A surprise bidder came in the form of MoMA curator emeritus John Elderfield, who bought Donald Judd’s Untitled (DSS 155) (1968) for $4.7 million. (The collector selling the sculpture—a “distinguished American collector,” according to the catalogue—bought it at Christie’s New York in November 2004 for $2.6 million.) Mr. Elderfield, who curated the blockbuster Willem de Kooning show currently on display at MoMA, said he bought the work for a private collector.
“No, I bought it for myself,” Mr. Elderfield joked after the sale. “I plan to pay it back over two lifetimes.”
But this wasn’t just a sale for blue-chip classics. The records for living artists started early, with an untitled 1996 David Hammons piece made from African masks, mirror and wire, which sold for $2.3 million to collector (and Observer contributor) Adam Lindemann. The previous Hammons auction record was for a similar piece, which sold at Phillips de Pury & Co. in May 2007 for $1.5 million.
Soon after that, a 1989 artwork by Cady Noland set a new artist record of $6.5 million. Oozewald, from the collection of Paris-based Marcel Brient, is a silkscreen ink on aluminum plate with two flags depicting Lee Harvey Oswald with a flag in his mouth, sprayed with bullet holes. It sold to an anonymous bidder bidding over the phone with a Sotheby’s representative. The previous auction record for Ms. Noland’s work was the $1.8 million achieved at Sotheby’s New York in November 2010 for another bullet-hole piece.

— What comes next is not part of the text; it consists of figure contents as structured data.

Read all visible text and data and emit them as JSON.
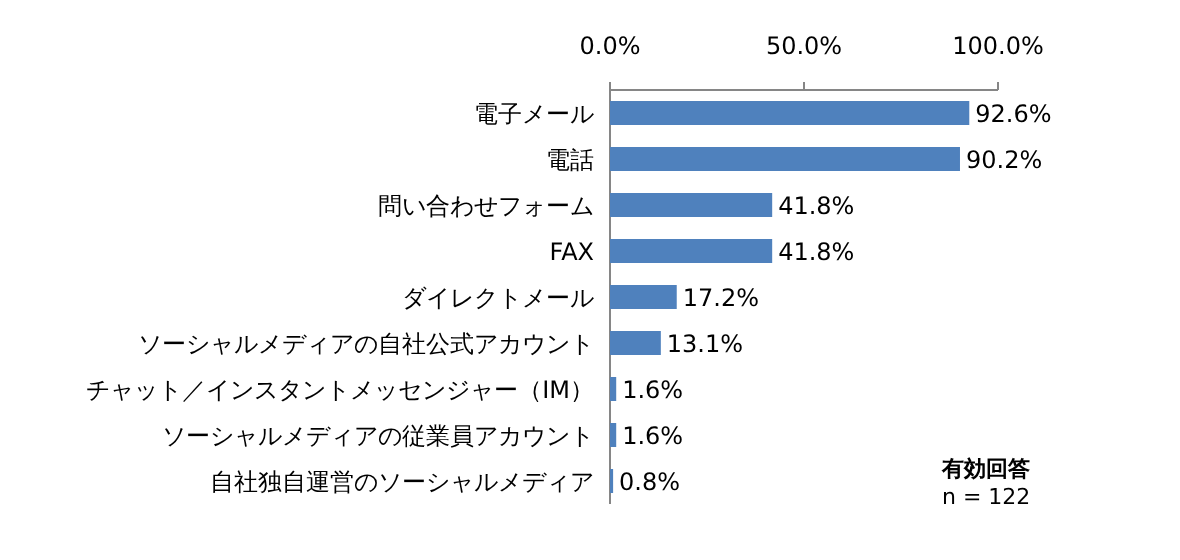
{
  "chart_data": {
    "type": "bar",
    "orientation": "horizontal",
    "categories": [
      "電子メール",
      "電話",
      "問い合わせフォーム",
      "FAX",
      "ダイレクトメール",
      "ソーシャルメディアの自社公式アカウント",
      "チャット／インスタントメッセンジャー（IM）",
      "ソーシャルメディアの従業員アカウント",
      "自社独自運営のソーシャルメディア"
    ],
    "values": [
      92.6,
      90.2,
      41.8,
      41.8,
      17.2,
      13.1,
      1.6,
      1.6,
      0.8
    ],
    "value_labels": [
      "92.6%",
      "90.2%",
      "41.8%",
      "41.8%",
      "17.2%",
      "13.1%",
      "1.6%",
      "1.6%",
      "0.8%"
    ],
    "color": "#4f81bd",
    "xlim": [
      0,
      100
    ],
    "xticks": [
      {
        "value": 0,
        "label": "0.0%"
      },
      {
        "value": 50,
        "label": "50.0%"
      },
      {
        "value": 100,
        "label": "100.0%"
      }
    ],
    "annotations": [
      "有効回答",
      "n = 122"
    ]
  }
}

Dealer David Zwirner was an underbidder on the record-setting Noland, as was another dealer, Larry Gagosian. Two lots later, an installation piece by Ms. Noland from 1988 (Bloody Mess, containing, among other things, beer cans, handcuffs, rubber mats and carpet) sparked another bidding war between the two dealers, with the piece finally selling to Mr. Gagosian for $422,500.
Albert Oehlen, who recently joined the stable of Gagosian gallery, earned a record near the end of the sale, with the painting Embraceable You (1994), which sold for $698,500. His previous record was $608,944.

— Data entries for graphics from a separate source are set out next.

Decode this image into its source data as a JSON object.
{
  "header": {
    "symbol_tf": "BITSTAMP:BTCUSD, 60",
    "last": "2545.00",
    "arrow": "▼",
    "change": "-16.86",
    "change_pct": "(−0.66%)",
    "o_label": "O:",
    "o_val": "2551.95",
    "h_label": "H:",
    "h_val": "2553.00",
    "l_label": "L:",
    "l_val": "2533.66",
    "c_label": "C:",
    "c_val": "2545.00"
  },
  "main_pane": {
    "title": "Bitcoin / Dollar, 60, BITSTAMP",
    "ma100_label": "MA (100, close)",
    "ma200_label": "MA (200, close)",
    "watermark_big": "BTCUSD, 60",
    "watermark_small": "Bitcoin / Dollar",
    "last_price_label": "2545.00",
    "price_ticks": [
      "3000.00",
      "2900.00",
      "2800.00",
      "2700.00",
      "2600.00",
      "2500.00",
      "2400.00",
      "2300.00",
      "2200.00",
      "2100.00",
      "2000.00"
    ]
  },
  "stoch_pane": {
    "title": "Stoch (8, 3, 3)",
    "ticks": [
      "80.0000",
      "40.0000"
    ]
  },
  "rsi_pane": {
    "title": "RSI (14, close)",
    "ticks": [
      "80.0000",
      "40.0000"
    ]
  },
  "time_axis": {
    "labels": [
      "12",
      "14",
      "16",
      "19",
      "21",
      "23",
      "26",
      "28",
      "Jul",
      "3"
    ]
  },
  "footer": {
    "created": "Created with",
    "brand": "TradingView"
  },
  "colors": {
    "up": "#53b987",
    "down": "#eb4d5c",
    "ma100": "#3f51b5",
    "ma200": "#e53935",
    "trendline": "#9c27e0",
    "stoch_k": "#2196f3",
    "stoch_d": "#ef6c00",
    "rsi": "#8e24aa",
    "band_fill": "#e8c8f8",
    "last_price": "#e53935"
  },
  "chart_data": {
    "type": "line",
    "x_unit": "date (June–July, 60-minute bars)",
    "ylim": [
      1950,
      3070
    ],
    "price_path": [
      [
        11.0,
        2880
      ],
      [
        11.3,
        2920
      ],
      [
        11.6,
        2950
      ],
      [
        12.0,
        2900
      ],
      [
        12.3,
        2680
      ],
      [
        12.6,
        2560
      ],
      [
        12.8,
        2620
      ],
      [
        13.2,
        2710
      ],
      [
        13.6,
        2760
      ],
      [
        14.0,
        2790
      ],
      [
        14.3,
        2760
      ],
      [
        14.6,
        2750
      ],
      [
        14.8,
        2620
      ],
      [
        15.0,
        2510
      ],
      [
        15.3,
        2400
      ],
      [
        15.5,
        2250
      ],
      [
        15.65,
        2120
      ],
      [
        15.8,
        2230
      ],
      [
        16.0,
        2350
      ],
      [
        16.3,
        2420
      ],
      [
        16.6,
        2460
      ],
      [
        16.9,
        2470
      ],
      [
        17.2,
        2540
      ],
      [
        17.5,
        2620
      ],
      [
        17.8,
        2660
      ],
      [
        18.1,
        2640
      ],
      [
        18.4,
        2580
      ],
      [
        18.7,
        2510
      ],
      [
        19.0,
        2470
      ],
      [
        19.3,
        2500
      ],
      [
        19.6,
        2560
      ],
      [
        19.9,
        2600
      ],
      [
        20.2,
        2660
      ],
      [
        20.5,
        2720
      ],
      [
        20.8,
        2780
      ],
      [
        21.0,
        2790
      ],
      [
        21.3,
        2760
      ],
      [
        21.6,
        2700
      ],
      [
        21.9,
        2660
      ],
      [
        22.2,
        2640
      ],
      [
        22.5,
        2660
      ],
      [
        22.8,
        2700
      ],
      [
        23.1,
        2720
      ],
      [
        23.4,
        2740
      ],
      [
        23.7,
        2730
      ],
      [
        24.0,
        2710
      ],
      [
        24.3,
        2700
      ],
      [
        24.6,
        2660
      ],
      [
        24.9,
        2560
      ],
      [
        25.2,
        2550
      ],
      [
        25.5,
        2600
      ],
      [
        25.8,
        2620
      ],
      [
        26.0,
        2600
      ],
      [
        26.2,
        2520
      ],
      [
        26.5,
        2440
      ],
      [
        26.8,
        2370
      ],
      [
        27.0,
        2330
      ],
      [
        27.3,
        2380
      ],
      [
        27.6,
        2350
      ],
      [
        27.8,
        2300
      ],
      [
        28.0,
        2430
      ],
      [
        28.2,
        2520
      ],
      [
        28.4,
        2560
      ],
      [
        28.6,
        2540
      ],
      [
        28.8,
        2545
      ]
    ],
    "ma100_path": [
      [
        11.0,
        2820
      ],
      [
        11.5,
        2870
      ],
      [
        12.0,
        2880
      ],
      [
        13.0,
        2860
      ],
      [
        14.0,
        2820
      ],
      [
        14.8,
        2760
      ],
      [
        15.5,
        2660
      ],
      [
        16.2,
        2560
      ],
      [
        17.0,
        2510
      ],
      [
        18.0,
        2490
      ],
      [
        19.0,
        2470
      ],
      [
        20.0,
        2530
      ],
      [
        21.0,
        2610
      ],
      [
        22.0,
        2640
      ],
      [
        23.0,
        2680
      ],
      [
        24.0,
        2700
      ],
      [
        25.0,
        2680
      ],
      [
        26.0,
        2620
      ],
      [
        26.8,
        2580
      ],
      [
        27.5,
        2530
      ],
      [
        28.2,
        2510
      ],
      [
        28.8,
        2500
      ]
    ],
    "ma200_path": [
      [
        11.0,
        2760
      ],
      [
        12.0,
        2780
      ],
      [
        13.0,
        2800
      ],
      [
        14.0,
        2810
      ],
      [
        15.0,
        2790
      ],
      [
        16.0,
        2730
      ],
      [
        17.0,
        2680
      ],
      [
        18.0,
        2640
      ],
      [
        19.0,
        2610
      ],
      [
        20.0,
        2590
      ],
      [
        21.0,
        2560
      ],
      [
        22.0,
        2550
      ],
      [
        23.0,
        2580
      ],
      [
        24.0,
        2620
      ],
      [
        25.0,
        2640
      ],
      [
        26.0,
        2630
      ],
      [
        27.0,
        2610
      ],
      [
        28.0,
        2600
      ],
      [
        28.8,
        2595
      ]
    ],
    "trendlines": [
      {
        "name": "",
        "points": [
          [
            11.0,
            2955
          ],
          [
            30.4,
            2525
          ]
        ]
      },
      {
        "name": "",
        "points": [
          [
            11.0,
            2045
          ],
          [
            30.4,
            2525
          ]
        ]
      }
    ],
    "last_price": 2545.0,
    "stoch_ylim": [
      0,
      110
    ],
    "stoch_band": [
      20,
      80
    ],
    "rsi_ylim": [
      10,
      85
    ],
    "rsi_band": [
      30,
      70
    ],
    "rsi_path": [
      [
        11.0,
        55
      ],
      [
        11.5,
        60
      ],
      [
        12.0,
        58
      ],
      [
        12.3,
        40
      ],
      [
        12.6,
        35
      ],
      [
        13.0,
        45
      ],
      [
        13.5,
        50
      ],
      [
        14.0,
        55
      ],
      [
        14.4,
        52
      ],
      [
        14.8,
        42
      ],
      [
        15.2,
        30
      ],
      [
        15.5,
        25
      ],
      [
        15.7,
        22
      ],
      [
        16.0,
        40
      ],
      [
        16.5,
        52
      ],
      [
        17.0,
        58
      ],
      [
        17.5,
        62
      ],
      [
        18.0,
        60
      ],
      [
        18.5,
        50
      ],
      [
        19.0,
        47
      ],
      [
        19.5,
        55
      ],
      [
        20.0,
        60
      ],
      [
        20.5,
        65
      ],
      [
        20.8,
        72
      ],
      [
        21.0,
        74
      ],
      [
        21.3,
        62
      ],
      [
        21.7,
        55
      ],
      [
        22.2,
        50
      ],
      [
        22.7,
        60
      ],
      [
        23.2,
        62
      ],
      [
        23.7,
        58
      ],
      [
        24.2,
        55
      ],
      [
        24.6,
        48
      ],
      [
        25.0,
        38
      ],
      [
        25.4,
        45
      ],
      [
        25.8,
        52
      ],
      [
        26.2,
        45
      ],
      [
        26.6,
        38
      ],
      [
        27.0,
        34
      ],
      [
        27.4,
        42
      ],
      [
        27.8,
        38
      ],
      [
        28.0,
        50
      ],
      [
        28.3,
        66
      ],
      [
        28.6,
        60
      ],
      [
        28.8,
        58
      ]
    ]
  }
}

The one major disappointment in the sale was a Mark Rothko from 1962 in which Sotheby’s has a ownership stake. The work, Untitled (Plum and Dark Brown), was estimated to sell for $8 million to $12 million, but was bought in at just $6.75 million.

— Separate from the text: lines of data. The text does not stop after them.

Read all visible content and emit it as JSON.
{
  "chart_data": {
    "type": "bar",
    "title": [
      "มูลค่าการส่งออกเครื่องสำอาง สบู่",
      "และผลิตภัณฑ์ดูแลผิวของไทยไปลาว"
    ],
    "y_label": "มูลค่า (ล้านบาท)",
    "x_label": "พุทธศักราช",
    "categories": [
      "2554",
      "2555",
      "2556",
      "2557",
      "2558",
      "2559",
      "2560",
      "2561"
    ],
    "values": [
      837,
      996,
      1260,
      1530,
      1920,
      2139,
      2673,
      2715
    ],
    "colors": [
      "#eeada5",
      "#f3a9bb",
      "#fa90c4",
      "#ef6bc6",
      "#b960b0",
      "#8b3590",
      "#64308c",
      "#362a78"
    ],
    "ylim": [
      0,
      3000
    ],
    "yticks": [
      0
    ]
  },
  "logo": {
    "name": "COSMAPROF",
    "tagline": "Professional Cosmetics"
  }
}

Speaking after the sale, most of the dealers and collectors were extremely pleased with the results. “The Clyfford Stills were impressive, the Gerhard Richters were impressive,” said Larry Gagosian. “The art market is impressive right now.” He waved away any concerns about the world economy at large, as they might pertain to the art market. “I don’t think it matters. I don’t think it really matters, if the confidence is there. There’s obviously a lot of money in the world, and art’s become a focus.”
Pace Gallery president Marc Glimcher had a not entirely dissimilar theory about art’s place in the broader economy. “Clearly if these things are related, they are related inversely,” he said.